Science of Chocolate: the food chemistry was a bit basic for me, but that's only to be expected, and I could tell most people were getting a lot out of it. The low-GI truffles were delicious, but the clear winner was cocoa-dusted garlic. Will definitely have to make some of this myself.
Monday: a fairly lazy morning. Spent a while chatting to various people, found out that Juliet McKenna has a new book coming out at the end of the month (the first of her third series - Irons in the Fire, which seems to be set in the same world as the first). It's about warring dukes and a popular revolution, and looks at the problems of keeping things going after the revolution "wins", apparently. Definitely one to get. Also went to see the panel Juliet was moderating, on Merging Fantasy with Reality, in which they talked about narrative techniques and the emotional "feel" of a book - whether it felt right, rather than whether the details were all right. Given the way Elaine Isaak was talking about material culture, I'm going to have to look up some of her work too.
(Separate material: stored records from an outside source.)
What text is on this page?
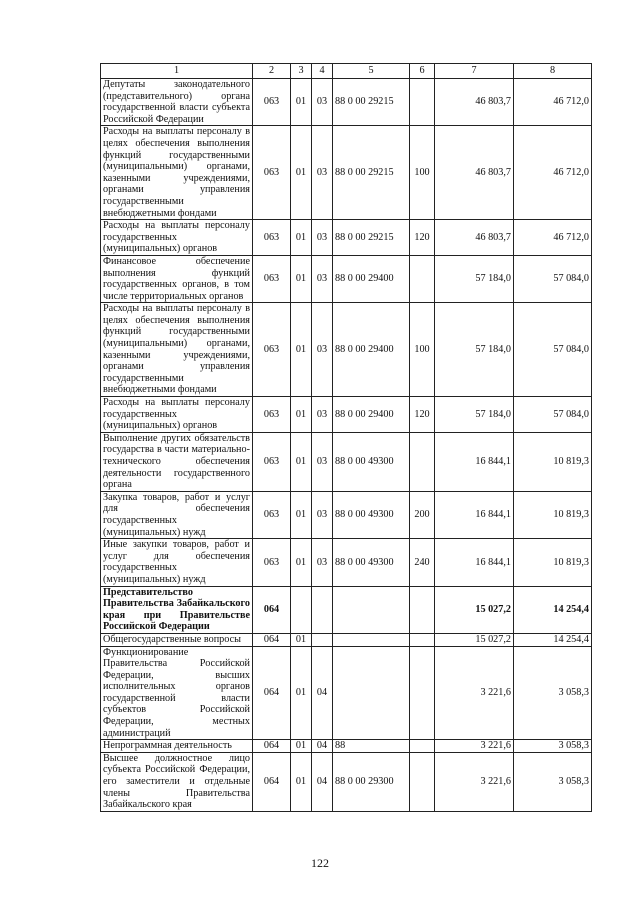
1	2	3	4	5	6	7	8
Депутаты законодательного (представительного) органа государственной власти субъекта Российской Федерации	063	01	03	88 0 00 29215		46 803,7	46 712,0
Расходы на выплаты персоналу в целях обеспечения выполнения функций государственными (муниципальными) органами, казенными учреждениями, органами управления государственными внебюджетными фондами	063	01	03	88 0 00 29215	100	46 803,7	46 712,0
Расходы на выплаты персоналу государственных (муниципальных) органов	063	01	03	88 0 00 29215	120	46 803,7	46 712,0
Финансовое обеспечение выполнения функций государственных органов, в том числе территориальных органов	063	01	03	88 0 00 29400		57 184,0	57 084,0
Расходы на выплаты персоналу в целях обеспечения выполнения функций государственными (муниципальными) органами, казенными учреждениями, органами управления государственными внебюджетными фондами	063	01	03	88 0 00 29400	100	57 184,0	57 084,0
Расходы на выплаты персоналу государственных (муниципальных) органов	063	01	03	88 0 00 29400	120	57 184,0	57 084,0
Выполнение других обязательств государства в части материально-технического обеспечения деятельности государственного органа	063	01	03	88 0 00 49300		16 844,1	10 819,3
Закупка товаров, работ и услуг для обеспечения государственных (муниципальных) нужд	063	01	03	88 0 00 49300	200	16 844,1	10 819,3
Иные закупки товаров, работ и услуг для обеспечения государственных (муниципальных) нужд	063	01	03	88 0 00 49300	240	16 844,1	10 819,3
Представительство Правительства Забайкальского края при Правительстве Российской Федерации	064					15 027,2	14 254,4
Общегосударственные вопросы	064	01				15 027,2	14 254,4
Функционирование Правительства Российской Федерации, высших исполнительных органов государственной власти субъектов Российской Федерации, местных администраций	064	01	04			3 221,6	3 058,3
Непрограммная деятельность	064	01	04	88		3 221,6	3 058,3
Высшее должностное лицо субъекта Российской Федерации, его заместители и отдельные члены Правительства Забайкальского края	064	01	04	88 0 00 29300		3 221,6	3 058,3
122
This reminds me of something Shana Worthen said in Friday's panel on recreating history, too - the appearance of a wastepaper basket in The Hobbit means wastepaper, which means that someone, somewhere, has a mechanized paper mill using woodpulp, which needs a whole technology tree and infrastructure to support it.
After that, I went to find next year's con chair Judith, and pitched a talk about information (and materials) decay, archiving, and the tradeoffs involved in keeping data in existence, accessible, and accurate. Should be fun, and I can certainly rant for an hour or so on that from an artistic, materials-science, and IT point of view.